菱川容疑者はほか数人と共謀して2017年9月12日、神戸市長田区五番町の路上で、神戸山口組を離脱して結成された指定暴力団・任俠山口組(現在は絆会と改名)の代表らが乗った車を襲撃し、ボディガード役組員の顔を拳銃で撃って殺害した疑いが持たれている。
■「菱川か?」抵抗もなく対応...
兵庫県警は現場に残された車やヘルメットなどから、菱川容疑者を実行役と断定、全国に指名手配していた。
拳銃2丁が神戸市北区の路上で見つかり、うち1丁が事件に使用されたものと判明している。
兵庫県警は今年(2026年)6月、山口県警からの情報提供を得て、菱川容疑者の潜伏場所を捜査。
「(容疑者と)非常に酷似した人物がいる」との確証を得たことから6月23日早朝、下松市内のアパートの一室で就寝中の菱川容疑者の居宅へ兵庫県警の捜査員が突入、逮捕した。

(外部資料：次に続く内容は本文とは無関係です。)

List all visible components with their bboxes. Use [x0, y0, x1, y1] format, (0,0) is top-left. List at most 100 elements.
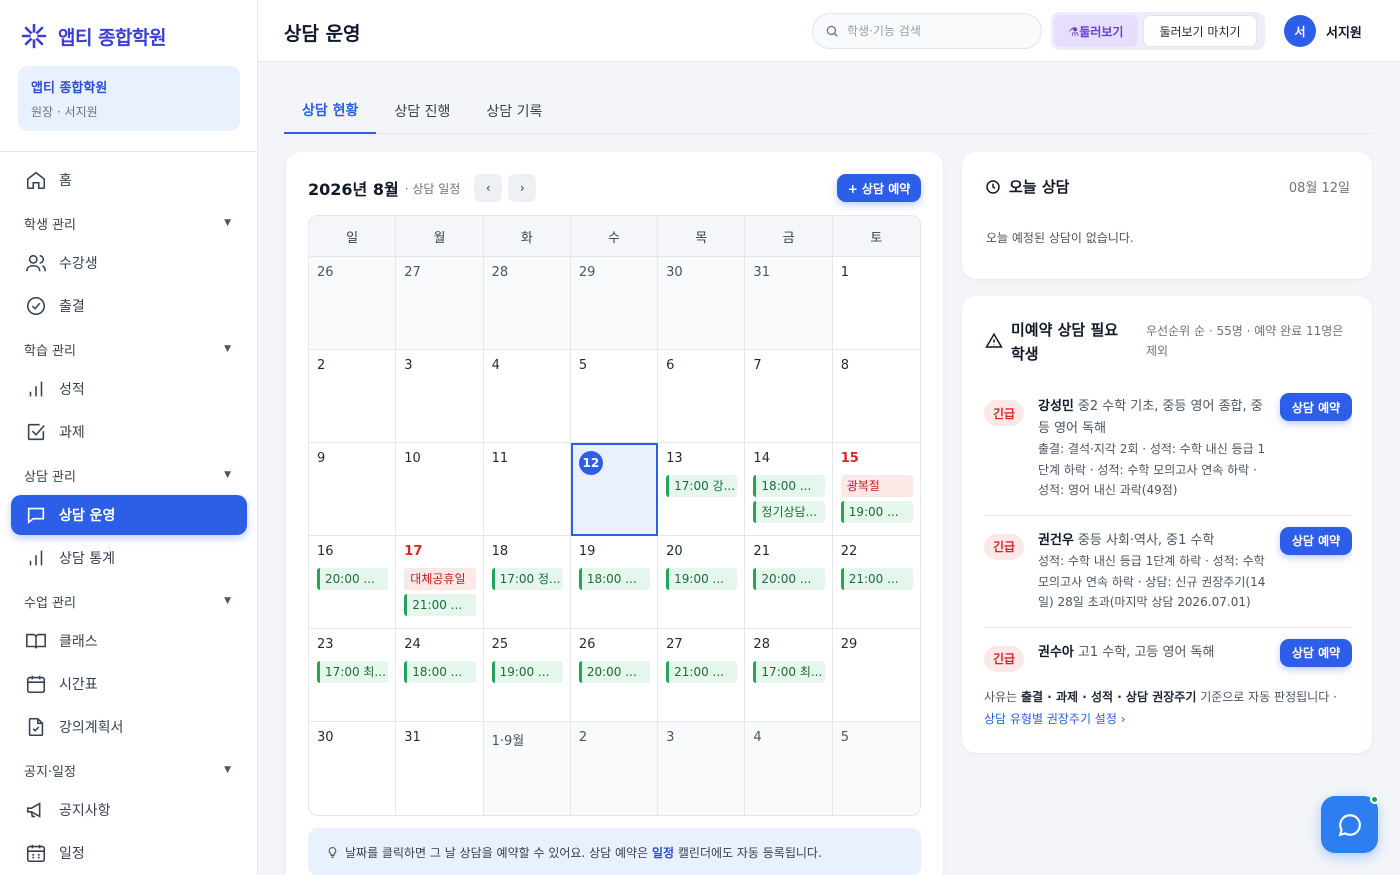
sidebar-item-notice[interactable]: 공지사항: [11, 790, 247, 830]
calendar-day[interactable]: 29: [570, 257, 659, 350]
student-name[interactable]: 권건우: [1038, 533, 1074, 548]
counseling-event[interactable]: 17:00 최...: [317, 661, 389, 683]
tab-status[interactable]: 상담 현황: [284, 88, 377, 134]
calendar-day[interactable]: 14 18:00 ... 정기상담...: [745, 443, 833, 536]
next-month-button[interactable]: ›: [508, 174, 537, 202]
counseling-event[interactable]: 19:00 ...: [840, 501, 913, 523]
calendar-day[interactable]: 8: [832, 350, 920, 443]
counseling-event[interactable]: 21:00 ...: [666, 661, 738, 683]
calendar-day[interactable]: 7: [745, 350, 833, 443]
counseling-event[interactable]: 정기상담...: [753, 501, 825, 523]
counseling-event[interactable]: 20:00 ...: [317, 568, 389, 590]
calendar-day[interactable]: 2: [309, 350, 397, 443]
tab-progress[interactable]: 상담 진행: [376, 88, 468, 134]
calendar-day[interactable]: 30: [309, 722, 397, 815]
counseling-event[interactable]: 17:00 강...: [666, 475, 738, 497]
calendar-day[interactable]: 20 19:00 ...: [658, 536, 746, 629]
calendar-day[interactable]: 16 20:00 ...: [309, 536, 397, 629]
sidebar-item-syllabus[interactable]: 강의계획서: [11, 707, 247, 747]
megaphone-icon: [26, 802, 41, 818]
book-counseling-button[interactable]: + 상담 예약: [837, 174, 921, 202]
counseling-event[interactable]: 17:00 최...: [753, 661, 825, 683]
counseling-event[interactable]: 18:00 ...: [753, 475, 825, 497]
calendar-day[interactable]: 19 18:00 ...: [570, 536, 659, 629]
search-input[interactable]: [847, 24, 1027, 38]
sidebar-item-counseling-stats[interactable]: 상담 통계: [11, 538, 247, 578]
calendar-day[interactable]: 4: [483, 350, 571, 443]
chat-support-button[interactable]: [1321, 796, 1378, 853]
calendar-day[interactable]: 29: [832, 629, 920, 722]
sidebar-item-attendance[interactable]: 출결: [11, 286, 247, 326]
calendar-day[interactable]: 24 18:00 ...: [396, 629, 484, 722]
calendar-day[interactable]: 13 17:00 강...: [658, 443, 746, 536]
calendar-day[interactable]: 15 광복절 19:00 ...: [832, 443, 920, 536]
counseling-event[interactable]: 20:00 ...: [753, 568, 825, 590]
logo[interactable]: 앱티 종합학원: [20, 22, 167, 50]
student-name[interactable]: 강성민: [1038, 399, 1074, 414]
profile-card[interactable]: 앱티 종합학원 원장 · 서지원: [18, 66, 240, 131]
sidebar-item-students[interactable]: 수강생: [11, 243, 247, 283]
calendar-day[interactable]: 1·9월: [483, 722, 571, 815]
counseling-event[interactable]: 19:00 ...: [491, 661, 563, 683]
calendar-day[interactable]: 3: [396, 350, 484, 443]
calendar-day-today[interactable]: 12: [570, 443, 659, 536]
avatar[interactable]: 서: [1284, 15, 1316, 47]
calendar-day[interactable]: 10: [396, 443, 484, 536]
end-preview-button[interactable]: 둘러보기 마치기: [1143, 15, 1257, 47]
calendar-day[interactable]: 6: [658, 350, 746, 443]
calendar-day[interactable]: 25 19:00 ...: [483, 629, 571, 722]
counseling-event[interactable]: 18:00 ...: [404, 661, 476, 683]
preview-button[interactable]: ⚗둘러보기: [1054, 15, 1138, 47]
sidebar-group-learning[interactable]: 학습 관리 ▼: [11, 329, 247, 369]
calendar-day[interactable]: 1: [832, 257, 920, 350]
calendar-day[interactable]: 23 17:00 최...: [309, 629, 397, 722]
counseling-event[interactable]: 18:00 ...: [578, 568, 651, 590]
calendar-day[interactable]: 26: [309, 257, 397, 350]
counseling-event[interactable]: 21:00 ...: [404, 594, 476, 616]
calendar-day[interactable]: 27 21:00 ...: [658, 629, 746, 722]
sidebar-group-counseling[interactable]: 상담 관리 ▼: [11, 455, 247, 495]
student-name[interactable]: 권수아: [1038, 645, 1074, 660]
calendar-day[interactable]: 18 17:00 정...: [483, 536, 571, 629]
calendar-day[interactable]: 28 17:00 최...: [745, 629, 833, 722]
counseling-event[interactable]: 17:00 정...: [491, 568, 563, 590]
sidebar-item-class[interactable]: 클래스: [11, 621, 247, 661]
sidebar-item-grades[interactable]: 성적: [11, 369, 247, 409]
recommend-cycle-settings-link[interactable]: 상담 유형별 권장주기 설정 ›: [984, 712, 1126, 726]
counseling-event[interactable]: 20:00 ...: [578, 661, 651, 683]
calendar-day[interactable]: 31: [745, 257, 833, 350]
calendar-day[interactable]: 5: [570, 350, 659, 443]
calendar-day[interactable]: 21 20:00 ...: [745, 536, 833, 629]
calendar-day[interactable]: 30: [658, 257, 746, 350]
sidebar-item-timetable[interactable]: 시간표: [11, 664, 247, 704]
calendar-day[interactable]: 9: [309, 443, 397, 536]
calendar-day[interactable]: 4: [745, 722, 833, 815]
counseling-event[interactable]: 21:00 ...: [840, 568, 913, 590]
sidebar-item-home[interactable]: 홈: [11, 160, 247, 200]
sidebar-group-students[interactable]: 학생 관리 ▼: [11, 203, 247, 243]
calendar-day[interactable]: 27: [396, 257, 484, 350]
tab-records[interactable]: 상담 기록: [468, 88, 560, 134]
user-name[interactable]: 서지원: [1326, 22, 1362, 41]
sidebar-item-homework[interactable]: 과제: [11, 412, 247, 452]
book-student-button[interactable]: 상담 예약: [1280, 638, 1352, 667]
calendar-day[interactable]: 5: [832, 722, 920, 815]
calendar-title: 2026년 8월: [308, 180, 399, 199]
calendar-day[interactable]: 26 20:00 ...: [570, 629, 659, 722]
book-student-button[interactable]: 상담 예약: [1280, 526, 1352, 555]
calendar-day[interactable]: 2: [570, 722, 659, 815]
prev-month-button[interactable]: ‹: [474, 174, 503, 202]
calendar-day[interactable]: 17 대체공휴일 21:00 ...: [396, 536, 484, 629]
calendar-day[interactable]: 11: [483, 443, 571, 536]
counseling-event[interactable]: 19:00 ...: [666, 568, 738, 590]
calendar-day[interactable]: 3: [658, 722, 746, 815]
calendar-day[interactable]: 28: [483, 257, 571, 350]
calendar-day[interactable]: 31: [396, 722, 484, 815]
sidebar-item-schedule[interactable]: 일정: [11, 833, 247, 873]
sidebar-group-notice[interactable]: 공지·일정 ▼: [11, 750, 247, 790]
calendar-day[interactable]: 22 21:00 ...: [832, 536, 920, 629]
sidebar-item-counseling-ops[interactable]: 상담 운영: [11, 495, 247, 535]
search-box[interactable]: [812, 13, 1042, 49]
sidebar-group-classes[interactable]: 수업 관리 ▼: [11, 581, 247, 621]
book-student-button[interactable]: 상담 예약: [1280, 393, 1352, 421]
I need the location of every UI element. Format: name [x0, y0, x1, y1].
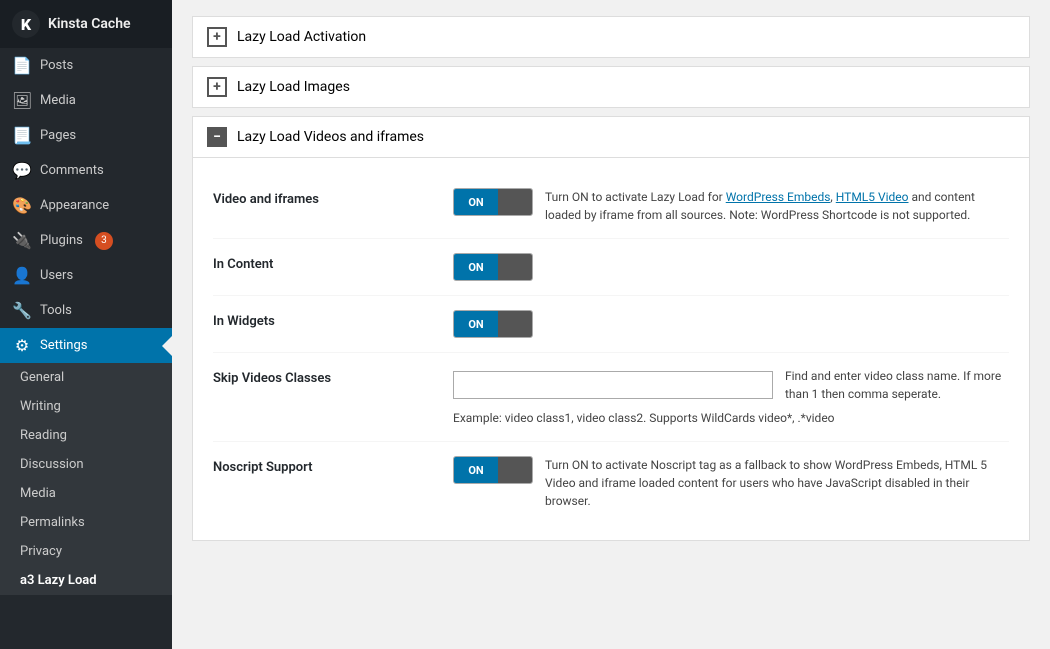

「菱川(容疑者)か」との呼びかけに素直に応じ、抵抗することもなかったという。
アパートは菱川容疑者以外の名義で契約されていたという。

菱川容疑者は当時、神戸山口組系傘下組織の組員だった。2015年8月に六代目山口組から神戸山口組が分裂、2017年4月には神戸山口組から任侠山口組(2020年、絆会に改名)が離脱、独立した。
事件はその約半年後に起きた。
警察庁は菱川容疑者を重要指名手配容疑者とし、神戸山口組の分裂が背景にあるとみて、菱川容疑者の行方を追っていた。
事件発生から2025年12月までに、全国から約190件の情報提供があったが、有力な手がかりはなかった。